Friday, November 28, 2008

Cloud Wars: The US Department of Defence under Cyber Attack!

The big headline in today's Los Angles Times reads "Cyber-attack on Defense Department computers raises concerns" Raises concerns? Are you kidding me? I've been saying this for a while, the current US Network Centric defenses are in a complete state of disarray and everyone outside of the U.S. knows it. Saying it's a concern is putting it mildly.

In the LA Times article they had this to say about the current attack "Senior military leaders took the exceptional step of briefing President Bush this week on a severe and widespread electronic attack on Defense Department computers that may have originated in Russia -- an incursion that posed unusual concern among commanders and raised potential implications for national security."

This should not come as a surprise to anyone involved in Network Centric Operations / Warfare. Since 9/11 the the US Defense Information Systems Agency (DISA) has spent billions on various intelligence schemes, but has completely failed in the area's of proactive network defense. (As a side note, DISA is a combat support agency responsible for planning, engineering, acquiring, fielding, and supporting global net-centric solutions to serve the needs of the President, Vice President, the Secretary of Defense, and other DoD Components, under all conditions of peace and war.)

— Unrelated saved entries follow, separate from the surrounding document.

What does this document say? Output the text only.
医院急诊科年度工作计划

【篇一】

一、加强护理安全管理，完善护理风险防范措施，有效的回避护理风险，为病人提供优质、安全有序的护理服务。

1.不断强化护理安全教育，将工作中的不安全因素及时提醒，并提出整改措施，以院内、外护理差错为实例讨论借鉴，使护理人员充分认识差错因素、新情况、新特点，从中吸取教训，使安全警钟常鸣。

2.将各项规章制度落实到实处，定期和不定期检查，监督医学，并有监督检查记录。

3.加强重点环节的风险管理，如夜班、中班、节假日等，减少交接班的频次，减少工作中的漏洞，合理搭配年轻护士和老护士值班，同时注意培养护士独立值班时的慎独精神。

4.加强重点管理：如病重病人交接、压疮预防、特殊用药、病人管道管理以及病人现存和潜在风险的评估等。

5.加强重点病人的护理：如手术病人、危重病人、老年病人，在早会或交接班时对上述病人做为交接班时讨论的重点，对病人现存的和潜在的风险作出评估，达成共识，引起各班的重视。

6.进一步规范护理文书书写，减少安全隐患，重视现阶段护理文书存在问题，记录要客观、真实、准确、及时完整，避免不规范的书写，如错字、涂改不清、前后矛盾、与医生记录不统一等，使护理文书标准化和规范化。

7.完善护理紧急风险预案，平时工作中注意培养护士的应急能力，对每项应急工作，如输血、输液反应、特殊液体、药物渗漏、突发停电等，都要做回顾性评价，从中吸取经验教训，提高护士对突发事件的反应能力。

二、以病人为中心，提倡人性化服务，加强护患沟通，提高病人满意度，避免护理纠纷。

At DISA there seems to be a fixation on data mining communications networks in the vain attempt to find terrorists using the US phone system or un-encrypted websites. The real issue is a complete lack of DoD network interoperability for joint, interagency, and multi-national network operations. One major step is through the adoption of open standards and common processes. In the mean time, countries such as China and Russia in particular, have built massive citizen botnets. In an instant, Russia can turn on a hundred thousand slave PC's and bring down the entire networks of Georgia, Ukraine or some other unsuspecting country before the US or other allies even know what's happening. (Look at Georgia this summer)

This current attack on the DoD is a relatively minor diversion in comparison to what a full out, planned network centric attack could actually do. Think about the potential fall out if the US electrical grid, cell / phone network and financial infrastructure was to be attacked in unison and taken offline all at once. Combine that with if it were to happen during the midst of an actual "crisis" such as what we're currently seeing in India this week. The turmoil would be unprecedented.

DISA isn't alone in this new age of cyber warfare. Earlier this year the World Bank revealed a significant intrusion with in the banks highly restricted treasury network. In the attack it was revealed that the banks core systems had been deeply penetrated with "spy software", and that the invaders also had full access to the rest of the bank's network for nearly a month in June and July of 2007. At least six major breaches have been detected at the World Bank since the summer of 2007, with the most recent breach occurring just last month. What is worse, this has been "common knowledge" in the black hat security scene for more then 6 months before it was disclosed to the public.

In fairness to the World Bank and the US DoD, they are not alone, every single G7/G8 government has suffered similar breaches over the last couple years. What's scary is the fact that most of these countries have not disclosed these breaches publicly. Lately most of these countries seem to be pre-occupied with the current financial crisis while a far more dangerous crisis sits in waiting. As conspiracy theorist, I can't help but think the two might be somewhat connected. Traditional terrorism doesn't work, in the new world order it's those who control the network who hold the power.

Recently I've been invited to speak at the Network Centric Operations Industry Consortium (NCOIC ) on the topic of network centric operations and interoperability. Unfortunately because of my wife being in her 9th month of pregnancy, I will miss the next event on Dec 11th.

I think NCOIC mission sums up the challenges nicely: "The deciding factor in any military conflict is not the weaponry, it is the network. The missing link in today's disaster recovery efforts is a working network. And the key to emergency response is accurate information that enables first-responders to know what happened, who's responded, and what is still required. From the warrior to emergency personnel to the modern day consumer, access to all information, without regard to hardware, software, or location of the user, is no longer attractive, it is imperative."